I saw a reference earlier this week to an article on “Shyness: The New Solution” from the Jan/Feb 2000 issue of Psychology Today that presented some results of a survey on shyness — high order bit: 48% of people are shy, up from 40% a decade earlier — and discussed how technology has impacted shyness in the population, by creating a fast-paced, complex, loud & intense hyperculture in which shy people are at a disadvantage. The report says that 58% of shy people are most challenged by the prospect of making introductions, which is precisely the kind of activity we were trying to facilitate through the Ticket2Talk and Neighborhood Window proactive display applications we designed & deployed at UbiComp 2003 (a community which has its share of shy people … as well as a fair amount of fast-paced, complex, loud & intense people).

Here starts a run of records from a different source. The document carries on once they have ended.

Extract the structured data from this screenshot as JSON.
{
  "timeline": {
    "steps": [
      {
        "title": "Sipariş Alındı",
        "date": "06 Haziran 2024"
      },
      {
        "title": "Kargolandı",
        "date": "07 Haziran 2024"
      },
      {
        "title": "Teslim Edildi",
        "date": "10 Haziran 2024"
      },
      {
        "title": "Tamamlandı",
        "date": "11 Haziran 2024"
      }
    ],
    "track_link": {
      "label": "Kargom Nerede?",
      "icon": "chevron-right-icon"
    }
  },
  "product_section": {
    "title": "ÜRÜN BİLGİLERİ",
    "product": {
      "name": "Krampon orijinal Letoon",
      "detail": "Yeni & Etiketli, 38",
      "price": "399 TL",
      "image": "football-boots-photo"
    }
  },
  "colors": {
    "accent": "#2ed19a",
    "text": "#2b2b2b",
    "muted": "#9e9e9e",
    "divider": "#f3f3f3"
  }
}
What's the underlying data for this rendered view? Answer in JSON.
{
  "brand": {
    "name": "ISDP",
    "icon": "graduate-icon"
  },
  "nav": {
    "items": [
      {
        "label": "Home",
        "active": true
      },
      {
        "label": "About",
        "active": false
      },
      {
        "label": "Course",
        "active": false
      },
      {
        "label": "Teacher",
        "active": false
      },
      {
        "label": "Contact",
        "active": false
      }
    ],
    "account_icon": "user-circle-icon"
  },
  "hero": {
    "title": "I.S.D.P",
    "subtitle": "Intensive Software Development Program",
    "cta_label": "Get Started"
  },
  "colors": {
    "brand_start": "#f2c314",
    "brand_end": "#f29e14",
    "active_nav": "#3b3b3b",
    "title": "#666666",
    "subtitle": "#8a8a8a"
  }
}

The author of the Psychology Today article, Bernardo Carducci, argues that technology has increased the pace & complexity in our lives, creating a hyperculture in which shy people, who tend to be slow or reticent, are at a disadvantage. Furthermore, they argue that this hyperculture creates an effect he calls identity intensity, in which people have to present themselves more loudly and/or brightly in order to get attention, creating further disadvantages for shy people. Carducci also argues that “we are also undergoing ‘interpersonal disenfranchisement.’ Simply put, we are disconnecting from one another.”
Most shy people (91%) report that they use strategies to overcome their shyness, the most popular technique (58%) being forced extroversion: going to places or events where they will be in proximity to others. Of course, close is not good enough, and something more is needed in order to create connections with one or more of the people nearby … perhaps something like a Ticket2Talk :-).